The handover was accomplished without a formal ceremony. The switch has been under way for a few days, with troops from the 101st Airborne Division relieving Marines from bunkers along the perimeter of the base established at Kandahar's airport.
Although the Marines are shifting nonessential personnel, they will "retain the capacity for any missions that might pop up," said Marines spokesman 1st Lt. James Jarvis.
The base in the former heartland of the Islamic extremist Taliban regime remains tense more than a month after the Marines arrived.
Troops report frequent sightings of armed men outside the perimeter, and the base came under fire last week during the first flight of al-Qaida and Taliban prisoners from a temporary detention facility to a high-security jail at Guantanamo Bay, Cuba.
Earlier this week, a man claiming to have significant information about the Taliban showed up at the gate. He remained under interrogation Saturday, said Army spokesman Maj. Ignacio Perez, who declined to say if the man was being formally held or would be free to leave if he wished.
About 2,000 Marines were at the Kandahar base at the height of their deployment and military officials declined to say how many would remain as the Army takes over. Dispensing with base duties would free some Marines for quick deployment on other missions.
The United States raised the specter of renewed foreign meddling in Afghanistan on Friday, saying that Iran may be sending pro-Iranian Afghan fighters to destabilize the newly installed U.S.-backed government.
U.S. special envoy to Afghanistan Zalmay Khalilzad stopped short of directly accusing Iran of interference but cited unspecified reports that Afghan fighters and money were being sent from Iran into the extremely volatile country to build opposition to Prime Minister Hamid Karzai.
"All of those things would be regarded as interference," Khalilzad said in Kabul, the capital.

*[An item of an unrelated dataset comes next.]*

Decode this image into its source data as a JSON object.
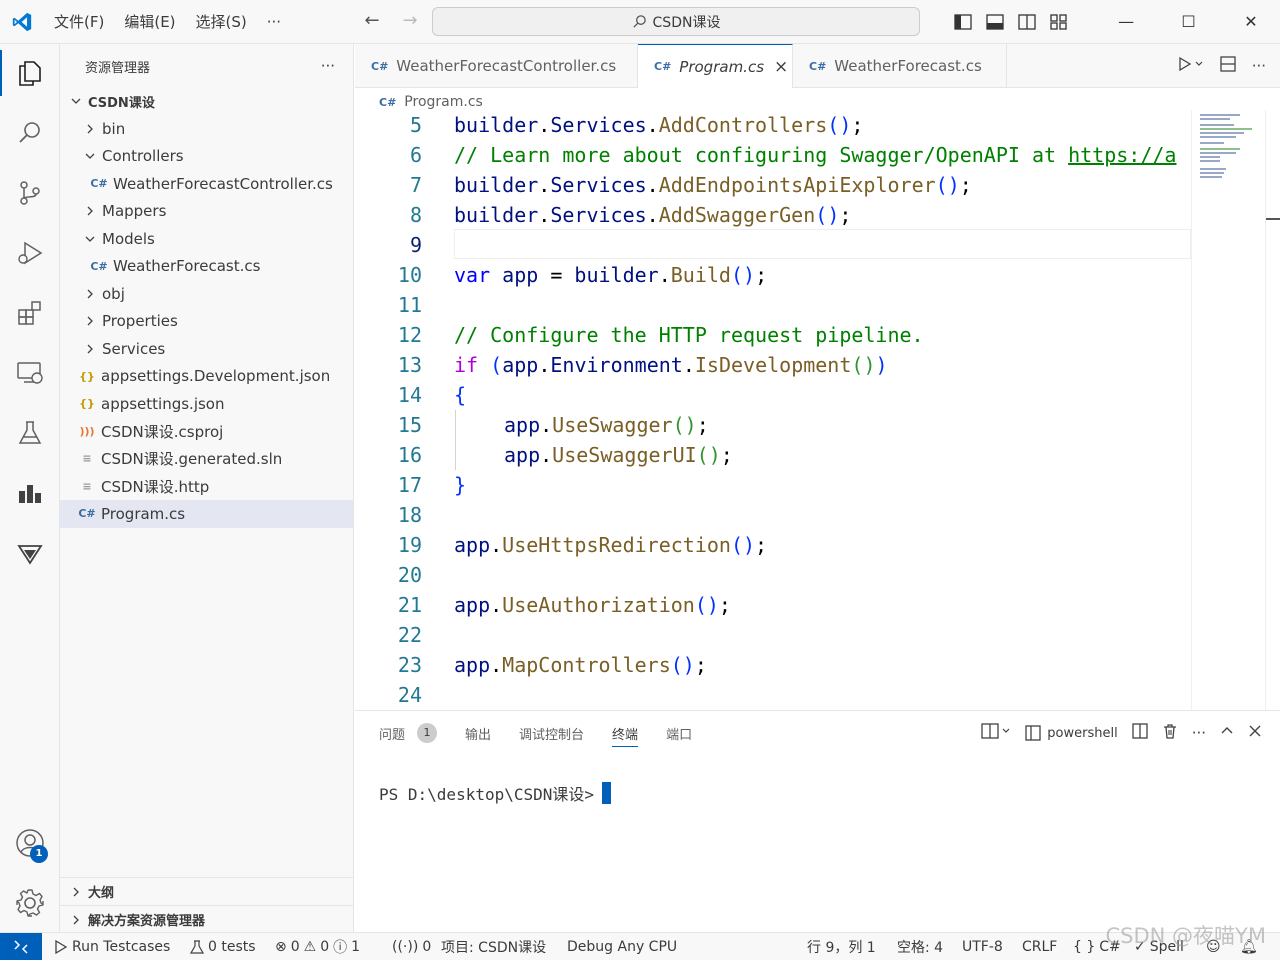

Earlier this month, President Bush warned Iran against harboring al-Qaida fighters and trying to destabilize Afghanistan's new government. An Iranian Foreign Ministry spokesman rejected Bush's remarks as "baseless."
Iran's official Islamic Republic News Agency reported Saturday that Iran has reinstated visa requirements for Arabs from Persian Gulf nations to keep out al-Qaida members.

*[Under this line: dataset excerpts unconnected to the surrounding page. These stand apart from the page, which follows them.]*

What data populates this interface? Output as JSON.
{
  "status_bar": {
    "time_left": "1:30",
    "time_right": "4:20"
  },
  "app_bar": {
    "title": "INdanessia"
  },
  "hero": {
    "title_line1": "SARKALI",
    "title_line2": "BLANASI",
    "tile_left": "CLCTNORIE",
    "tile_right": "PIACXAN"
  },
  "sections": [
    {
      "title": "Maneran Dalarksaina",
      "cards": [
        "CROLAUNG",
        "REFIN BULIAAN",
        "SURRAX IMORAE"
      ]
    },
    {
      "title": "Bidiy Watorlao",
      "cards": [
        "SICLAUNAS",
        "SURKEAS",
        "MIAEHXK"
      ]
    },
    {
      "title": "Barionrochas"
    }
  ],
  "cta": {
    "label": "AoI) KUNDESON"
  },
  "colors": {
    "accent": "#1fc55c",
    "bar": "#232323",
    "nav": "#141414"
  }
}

Iran's U.N. ambassador, Hadi Nejad Hosseinian, said the measure was taken to "remove the possibility of al-Qaida members' use of the Iranian soil to travel to other countries," the agency reported.
The United States is continuing to scour Afghanistan for clues to the whereabouts of Saudi exile Osama bin Laden, the head of the network al-Qaida that the United States says was responsible for the Sept. 11 terrorist attacks.
"I honestly don't know where he is," said Gen. Tommy Franks, the war's commander, but vowed he would be found.
"The world is not a large enough place for him today," the general said Friday in the United States. "He may hide today, he may hide tomorrow, but the world is not large enough a place for him to hide."
Pakistan's President Pervez Musharraf told CNN that he believes bin Laden may have died because he couldn't get treatment for a kidney ailment. U.S. officials said they have no evidence bin Laden suffered from severe kidney problems or had died.
Franks also echoed Khalilzad's comments about Iran.
"There has been a perception among several of the leaders inside Afghanistan that Iran has in some cases not been terribly helpful," Franks told reporters.
U.S. forces are continuing to work against pockets of Taliban and al-Qaida resistance -- about 10 of them at any given time, Franks said.